No destrinchar de suas camadas, o texto de Gerbase permite análises desses aprisionamentos em variadas nuances. O desmoronar daquele relacionamento entre Yago e Giovana que, mesmo em suas diferenças, foi forçado a começar por conta da necessidade de se confinar ; a ideia de uma prisão dentro de uma infância alienada e distante de um mundo anterior que, para aquela criança, possui naquele estado de adaptação sua (única) realidade conhecida; a prisão física dentro de um corpo e mente a ceder para a degeneração de uma doença, com a inserção de uma personagem a perder seu discernimento e capacidades mentais. Em sua história, “A Nuvem Rosa” se torna uma concisa observação do humano como vitrine para diversos ímpetos, bem como para as limitações que contêm tais ímpetos.
“Nesse estudo, eu via muito, também, quais aprisionamentos temos na nossa vida antes do Covid, antes da nuvem rosa, antes deste aprisionamento de fato. Então, eu também quis explorar essas questões. O pai do Yago mostra um aprisionamento do corpo físico. Quando temos uma doença, ficamos limitados e presos a ela. Ou, enfim, o nosso corpo é mortal e a gente tem um limite de liberdades com o que fazer com ele “, pontua a diretora e roteirista.
Em nossas prisões, a adaptação e a recusa àquelas novas realidades parecem travar batalhas entre si. Do mesmo modo, aos poucos, as personagens criadas pela roteirista vão cedendo e se deixando levar por aquele “novo normal”, para usar um termo em voga no definir do que é essa maneira recém-chegada de se comunicar. “Recém-chegada”, inclusive, soa como um termo equivocado para citar esse novo padrão de contato social, à distância, travado apenas diante de telas, áudios, vídeos e palavras escritas. “Nós já estávamos em uma era muito virtual. Porque, às vezes, tem amigos que antes de ter tanto WhatsApp, Facebook e Zoom, a gente talvez já visse mais desse modo do que hoje em dia.
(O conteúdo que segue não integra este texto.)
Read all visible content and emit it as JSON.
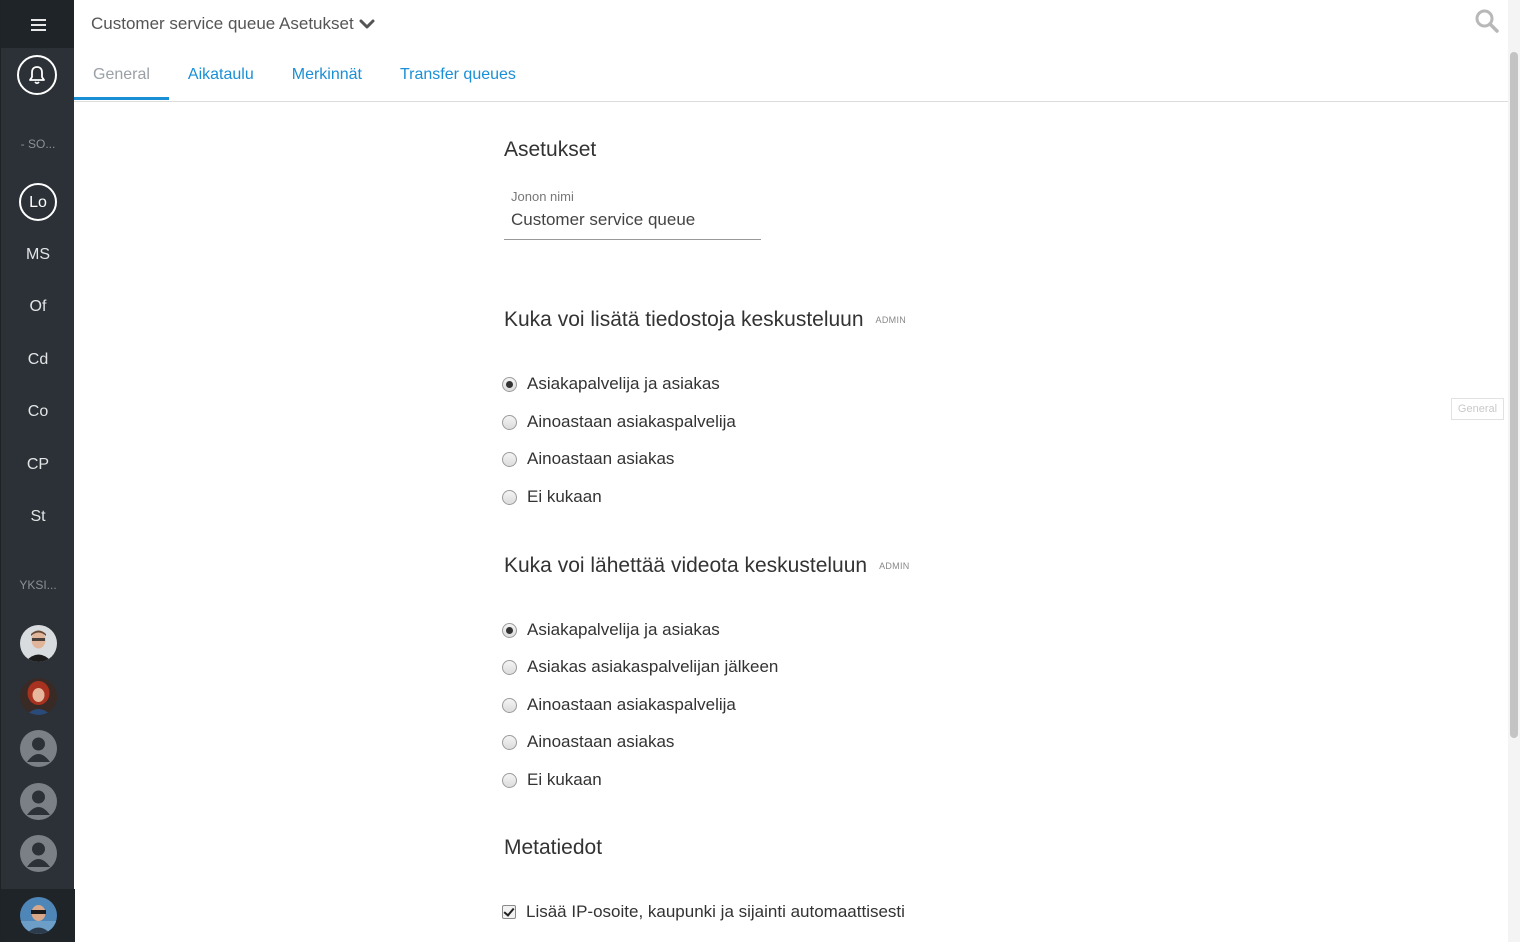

Às vezes, falamos tanto e tão constantemente pelo celular com alguns amigos e acabamos vendo-os pouco. Claro, eu estou falando antes da pandemia. Mas houve essa adaptação para o virtual”, compara Iuli.
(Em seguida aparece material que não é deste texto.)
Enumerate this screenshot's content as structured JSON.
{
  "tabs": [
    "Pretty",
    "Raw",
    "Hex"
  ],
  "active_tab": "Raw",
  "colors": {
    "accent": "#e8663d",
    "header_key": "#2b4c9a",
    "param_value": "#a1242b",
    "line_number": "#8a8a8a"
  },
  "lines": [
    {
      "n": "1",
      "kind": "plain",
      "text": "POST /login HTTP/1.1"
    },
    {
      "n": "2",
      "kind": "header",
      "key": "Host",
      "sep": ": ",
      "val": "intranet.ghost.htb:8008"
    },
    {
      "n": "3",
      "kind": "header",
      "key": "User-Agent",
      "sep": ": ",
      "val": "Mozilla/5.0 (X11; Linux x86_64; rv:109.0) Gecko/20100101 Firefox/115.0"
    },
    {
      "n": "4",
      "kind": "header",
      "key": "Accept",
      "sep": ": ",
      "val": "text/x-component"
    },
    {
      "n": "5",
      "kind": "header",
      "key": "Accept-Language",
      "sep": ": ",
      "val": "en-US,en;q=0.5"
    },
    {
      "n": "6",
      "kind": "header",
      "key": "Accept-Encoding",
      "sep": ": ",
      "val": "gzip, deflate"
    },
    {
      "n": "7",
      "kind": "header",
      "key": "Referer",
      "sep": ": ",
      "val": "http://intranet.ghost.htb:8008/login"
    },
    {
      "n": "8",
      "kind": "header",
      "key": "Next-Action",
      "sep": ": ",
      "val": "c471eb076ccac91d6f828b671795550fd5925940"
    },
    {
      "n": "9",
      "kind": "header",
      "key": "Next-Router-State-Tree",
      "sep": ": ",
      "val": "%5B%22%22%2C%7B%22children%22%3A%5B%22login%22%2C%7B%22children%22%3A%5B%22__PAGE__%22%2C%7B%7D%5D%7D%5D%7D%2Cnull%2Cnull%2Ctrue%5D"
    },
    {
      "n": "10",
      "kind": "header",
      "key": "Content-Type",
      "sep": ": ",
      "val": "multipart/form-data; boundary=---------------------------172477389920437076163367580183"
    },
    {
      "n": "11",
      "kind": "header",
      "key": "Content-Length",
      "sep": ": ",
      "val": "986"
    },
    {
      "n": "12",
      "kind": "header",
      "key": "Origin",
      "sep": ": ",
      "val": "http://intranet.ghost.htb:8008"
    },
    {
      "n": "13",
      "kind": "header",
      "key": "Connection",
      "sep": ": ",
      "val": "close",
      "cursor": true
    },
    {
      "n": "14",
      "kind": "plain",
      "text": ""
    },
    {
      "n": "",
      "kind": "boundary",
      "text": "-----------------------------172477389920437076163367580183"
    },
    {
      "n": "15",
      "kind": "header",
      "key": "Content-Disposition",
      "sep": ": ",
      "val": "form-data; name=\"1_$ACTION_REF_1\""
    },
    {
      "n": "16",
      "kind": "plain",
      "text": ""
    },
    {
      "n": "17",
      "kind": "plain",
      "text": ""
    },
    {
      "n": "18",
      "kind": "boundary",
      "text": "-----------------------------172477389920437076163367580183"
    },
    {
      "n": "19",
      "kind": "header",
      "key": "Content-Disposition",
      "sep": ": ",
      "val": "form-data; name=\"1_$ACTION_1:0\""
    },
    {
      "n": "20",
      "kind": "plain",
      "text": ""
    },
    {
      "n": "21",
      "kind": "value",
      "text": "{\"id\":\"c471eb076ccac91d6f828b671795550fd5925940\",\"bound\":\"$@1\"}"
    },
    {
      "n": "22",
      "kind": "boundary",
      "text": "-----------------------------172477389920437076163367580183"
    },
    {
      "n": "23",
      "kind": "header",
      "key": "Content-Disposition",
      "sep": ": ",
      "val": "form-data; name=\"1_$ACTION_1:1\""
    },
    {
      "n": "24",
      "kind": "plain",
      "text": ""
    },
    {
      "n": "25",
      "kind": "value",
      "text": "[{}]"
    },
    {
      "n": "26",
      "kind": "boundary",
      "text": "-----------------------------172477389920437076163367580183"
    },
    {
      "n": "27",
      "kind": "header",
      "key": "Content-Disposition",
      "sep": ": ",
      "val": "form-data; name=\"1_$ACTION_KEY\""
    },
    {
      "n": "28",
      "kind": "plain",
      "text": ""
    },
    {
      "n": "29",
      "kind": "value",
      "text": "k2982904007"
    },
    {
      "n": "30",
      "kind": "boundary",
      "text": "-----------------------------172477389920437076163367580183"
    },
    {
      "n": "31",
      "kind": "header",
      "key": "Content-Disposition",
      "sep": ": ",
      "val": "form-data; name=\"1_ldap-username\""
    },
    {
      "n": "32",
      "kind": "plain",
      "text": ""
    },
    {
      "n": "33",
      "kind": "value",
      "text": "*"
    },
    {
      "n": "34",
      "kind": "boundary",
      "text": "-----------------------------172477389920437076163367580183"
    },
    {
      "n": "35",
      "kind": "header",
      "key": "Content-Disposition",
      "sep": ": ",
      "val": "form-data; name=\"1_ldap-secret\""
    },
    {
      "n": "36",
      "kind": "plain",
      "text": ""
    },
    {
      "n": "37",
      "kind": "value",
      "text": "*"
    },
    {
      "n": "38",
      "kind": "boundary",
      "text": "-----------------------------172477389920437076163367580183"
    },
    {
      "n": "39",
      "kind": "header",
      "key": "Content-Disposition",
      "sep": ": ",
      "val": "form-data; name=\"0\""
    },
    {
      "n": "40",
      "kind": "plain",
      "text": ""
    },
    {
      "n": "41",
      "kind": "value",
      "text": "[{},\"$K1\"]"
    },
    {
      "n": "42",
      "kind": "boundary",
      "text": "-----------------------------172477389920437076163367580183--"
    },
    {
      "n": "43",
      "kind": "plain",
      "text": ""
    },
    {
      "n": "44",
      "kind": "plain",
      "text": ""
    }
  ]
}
Em “A Nuvem Rosa”, a questão da perda desse contato, da resistência versus aceitação, é aprofundada, levando sua audiência a não somente penetrar naquela realidade do casal ficcional como, também, perceber-se vivendo dilemas semelhantes. “Tudo vai para o virtual, só que tem coisas que não se sustentam no virtual. E há outras que se sustentam. Eu imagino que para os adolescentes está sendo muito difícil. Imagina quem ia ter o seu primeiro ano na faculdade? Ou ia se formar no colégio, se formar na faculdade? Não vai ter aquele momento de celebração, aquele momento de conhecer as pessoas”, reflete a diretora. As lembranças que criamos durante fases da nossa vida em uma formação inicial, juvenil, são as que nos sustentam por anos a fio quando tormentos mentais podem surgir. Quando perdemos tais encontros, tais experiências, tais sensações geradas a partir da interação, a partir do contato com outros, como podemos nos tornar adultos saudáveis? Observando novas gerações perderem isso, pensar em um futuro menos pessimista se torna tarefa difícil.
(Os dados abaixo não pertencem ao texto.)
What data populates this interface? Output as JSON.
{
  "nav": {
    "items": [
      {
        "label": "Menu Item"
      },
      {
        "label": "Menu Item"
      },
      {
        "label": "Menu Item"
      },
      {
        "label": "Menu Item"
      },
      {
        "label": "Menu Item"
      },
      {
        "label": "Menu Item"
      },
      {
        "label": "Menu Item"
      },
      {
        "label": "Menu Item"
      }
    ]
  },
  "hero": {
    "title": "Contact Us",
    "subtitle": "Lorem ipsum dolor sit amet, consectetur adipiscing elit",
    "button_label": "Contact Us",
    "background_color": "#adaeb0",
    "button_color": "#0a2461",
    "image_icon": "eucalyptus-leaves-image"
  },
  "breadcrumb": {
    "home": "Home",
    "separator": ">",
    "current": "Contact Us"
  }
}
É justamente nessa perda de tais momentos, nessa perda de liberdades, bem como em adaptações muitas vezes dolorosas que necessitam ser feitas e que atraem impulsos inertes de fuga, que se baseia “A Nuvem Rosa”. Como frisado anteriormente, a proposta do filme surgiu alguns anos antes de um confinamento real se tornar nosso futuro. Enxergar a nós mesmos dentro daquela realidade sartreana de inferno, poderia ser algo, talvez, impensável. A densidade dessa “nuvem” que nos sufoca é de um peso que contrasta com sua forma aparentemente inofensiva, mas perigosamente subestimada. Vai demorar a se dissipar, infelizmente.
Nessa entrevista ao Scream & Yell, Iuli aprofunda suas impressões acerca desse estudo de personagens, bem como o aspecto premonitório que seu filme, realizado antes de 2020, teve para o nosso atual presente (e futuro). Confira o papo!
Seu filme surge a partir de um estudo de 2017 acerca de personagens em situações de aprisionamento que você aprofundou em sua dissertação de mestrado. Na mesma dissertação, uma versão inicial do roteiro também foi apresentada. Na análise das situações envolvendo Giovana e Yago, poderia falar um pouco sobre esse desenvolvimento da escrita?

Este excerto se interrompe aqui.